FULL_TEXT index on LIKE queries shows no performance improvement or regression
Summary
FULL_TEXT indexes on text fields do not improve performance for LIKE '%term%' queries, and in some cases cause performance regression compared to sequential scans.
Environment
- ArcadeDB Version: 25.9.1
- Dataset: MovieLens (ml-latest: 62,423 movies, 33M+ ratings)
- Index Type: FULL_TEXT on
Movie.genresfield - Query Pattern:
SELECT count(*) FROM Movie WHERE genres LIKE '%Action%'
Expected Behavior
FULL_TEXT indexes should improve or at least not degrade performance for text search queries.
Actual Behavior
FULL_TEXT index causes 10.8% performance regression on COUNT queries with LIKE:
Performance Results
Query: Count ALL Action movies (LIKE, no LIMIT)
- Without index: 58.7ms ± 8.4ms
- With FULL_TEXT index: 65.1ms ± 18.0ms
- Result: 0.9x speedup (10.8% SLOWER)
Query: Find movies by genre (LIKE with LIMIT 10)
- Without index: 1.0ms ± 1.0ms
- With FULL_TEXT index: 0.8ms ± 0.3ms
- Result: 1.3x speedup (marginal improvement)

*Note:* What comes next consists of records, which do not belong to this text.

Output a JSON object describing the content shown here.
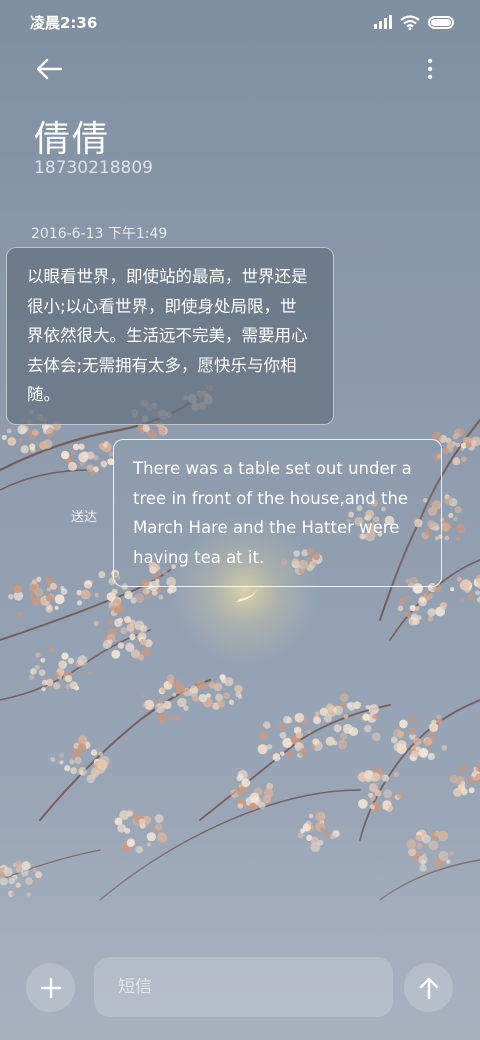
{
  "status_bar": {
    "time": "凌晨2:36",
    "icons": [
      "signal-icon",
      "wifi-icon",
      "battery-icon"
    ]
  },
  "header": {
    "back_icon": "back-arrow-icon",
    "more_icon": "more-vertical-icon",
    "contact_name": "倩倩",
    "contact_number": "18730218809"
  },
  "conversation": {
    "timestamp": "2016-6-13 下午1:49",
    "received_message": "以眼看世界，即使站的最高，世界还是很小;以心看世界，即使身处局限，世界依然很大。生活远不完美，需要用心去体会;无需拥有太多，愿快乐与你相随。",
    "sent_message": "There was a table set out under a tree in front of the house,and the March Hare and the Hatter were having tea at it.",
    "sent_status": "送达"
  },
  "compose": {
    "attach_icon": "plus-icon",
    "input_value": "",
    "input_placeholder": "短信",
    "send_icon": "arrow-up-icon"
  },
  "colors": {
    "background_top": "#7f8fa1",
    "background_bottom": "#a3adbb",
    "blossom": "#e9d3c2",
    "branch": "#6b4a3e",
    "moon_glow": "#f3e3a8",
    "received_bubble": "#627080"
  }
}
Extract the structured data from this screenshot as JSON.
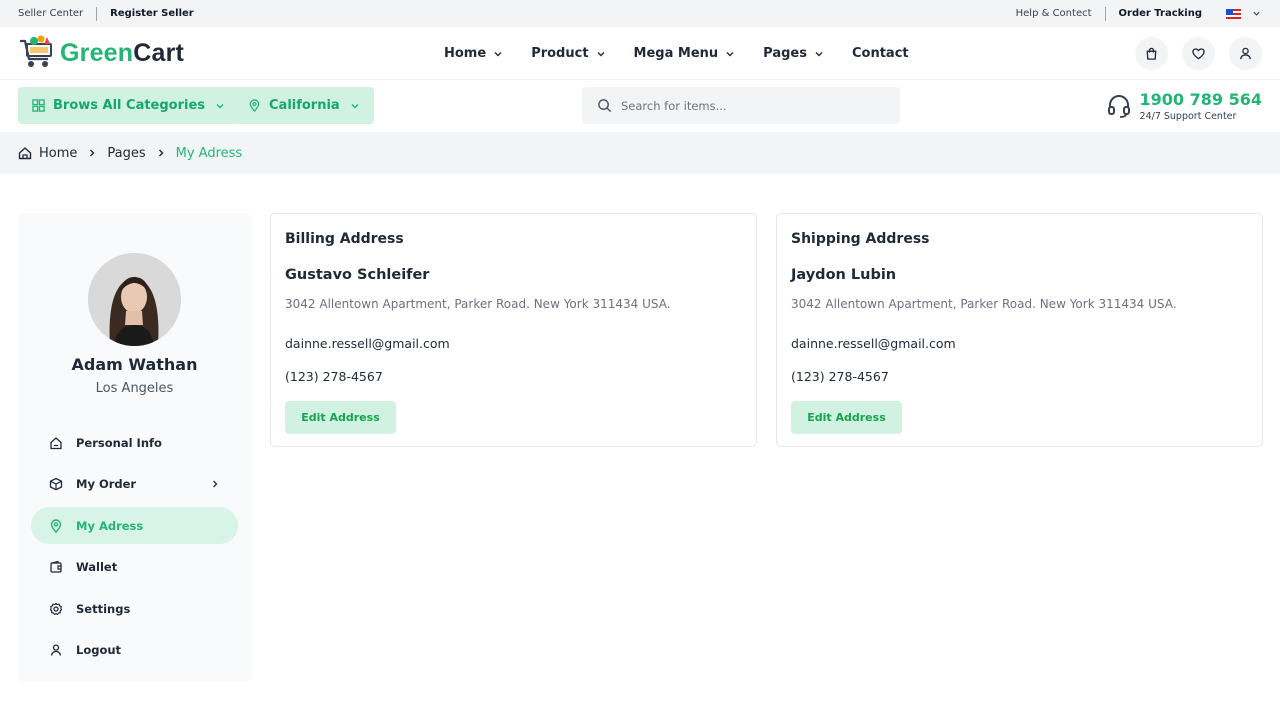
{
  "topbar": {
    "seller_center": "Seller Center",
    "register_seller": "Register Seller",
    "help": "Help & Contect",
    "order_tracking": "Order Tracking"
  },
  "brand": {
    "name_part1": "Green",
    "name_part2": "Cart"
  },
  "nav": {
    "items": [
      {
        "label": "Home",
        "dropdown": true
      },
      {
        "label": "Product",
        "dropdown": true
      },
      {
        "label": "Mega Menu",
        "dropdown": true
      },
      {
        "label": "Pages",
        "dropdown": true
      },
      {
        "label": "Contact",
        "dropdown": false
      }
    ]
  },
  "toolbar": {
    "categories_label": "Brows All Categories",
    "location_label": "California",
    "search_placeholder": "Search for items...",
    "support_phone": "1900 789 564",
    "support_text": "24/7 Support Center"
  },
  "breadcrumb": {
    "home": "Home",
    "pages": "Pages",
    "current": "My Adress"
  },
  "profile": {
    "name": "Adam Wathan",
    "city": "Los Angeles"
  },
  "menu": {
    "items": [
      {
        "label": "Personal Info",
        "icon": "home-icon"
      },
      {
        "label": "My Order",
        "icon": "box-icon"
      },
      {
        "label": "My Adress",
        "icon": "location-pin-icon"
      },
      {
        "label": "Wallet",
        "icon": "wallet-icon"
      },
      {
        "label": "Settings",
        "icon": "gear-icon"
      },
      {
        "label": "Logout",
        "icon": "user-icon"
      }
    ]
  },
  "billing": {
    "title": "Billing Address",
    "name": "Gustavo Schleifer",
    "address": "3042 Allentown Apartment, Parker Road. New York 311434 USA.",
    "email": "dainne.ressell@gmail.com",
    "phone": "(123) 278-4567",
    "button": "Edit Address"
  },
  "shipping": {
    "title": "Shipping Address",
    "name": "Jaydon Lubin",
    "address": "3042 Allentown Apartment, Parker Road. New York 311434 USA.",
    "email": "dainne.ressell@gmail.com",
    "phone": "(123) 278-4567",
    "button": "Edit Address"
  },
  "colors": {
    "accent": "#22b573",
    "accent_light": "#d1f2e3",
    "text": "#1f2937",
    "muted": "#6b7280"
  }
}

Comparison with Other Indexes
For comparison, LSM_TREE indexes on the same dataset show massive improvements:
Rating(userId): 14,836x speedup ✅Rating(movieId): 107.9x speedup ✅Movie(movieId): 58.1x speedup ✅
Test Code
-- Create FULL_TEXT index
CREATE INDEX ON Movie (genres) FULL_TEXT
-- Query that shows no improvement
SELECT count(*) as count FROM Movie WHERE genres LIKE '%Action%'
Dataset: Genres field contains pipe-delimited values like "Action|Comedy|Sci-Fi"
Analysis
The FULL_TEXT index appears to add overhead without providing optimization for LIKE '%term%' pattern matching:
- Tokenization mismatch: FULL_TEXT tokenizes
"Action|Comedy"into separate terms - Pattern matching:
LIKE '%Action%'is substring search, not token search - Index overhead: Query planner may attempt to use index inefficiently
Questions
- Should
LIKEqueries automatically use FULL_TEXT indexes when available? - Is there alternative syntax (e.g.,
SEARCHfunction) that properly utilizes FULL_TEXT indexes? - Should the query planner avoid using FULL_TEXT indexes for
LIKEpatterns?
Reproduction
Full reproduction code available in Python bindings example: https://github.com/humemai/arcadedb-embedded-python/blob/main/bindings/python/examples/04_csv_import_documents.py
The example demonstrates:
- CSV import with automatic schema inference
- Index creation after bulk import
- Performance comparison with/without indexes
- Result validation
Request
Please clarify:
- Expected behavior of FULL_TEXT indexes with LIKE queries
- Recommended syntax for full-text search on tokenized fields
- Whether this is expected behavior or a query optimizer issue
I'm going to work on this issue for the next release, thanks @tae898 for all the details.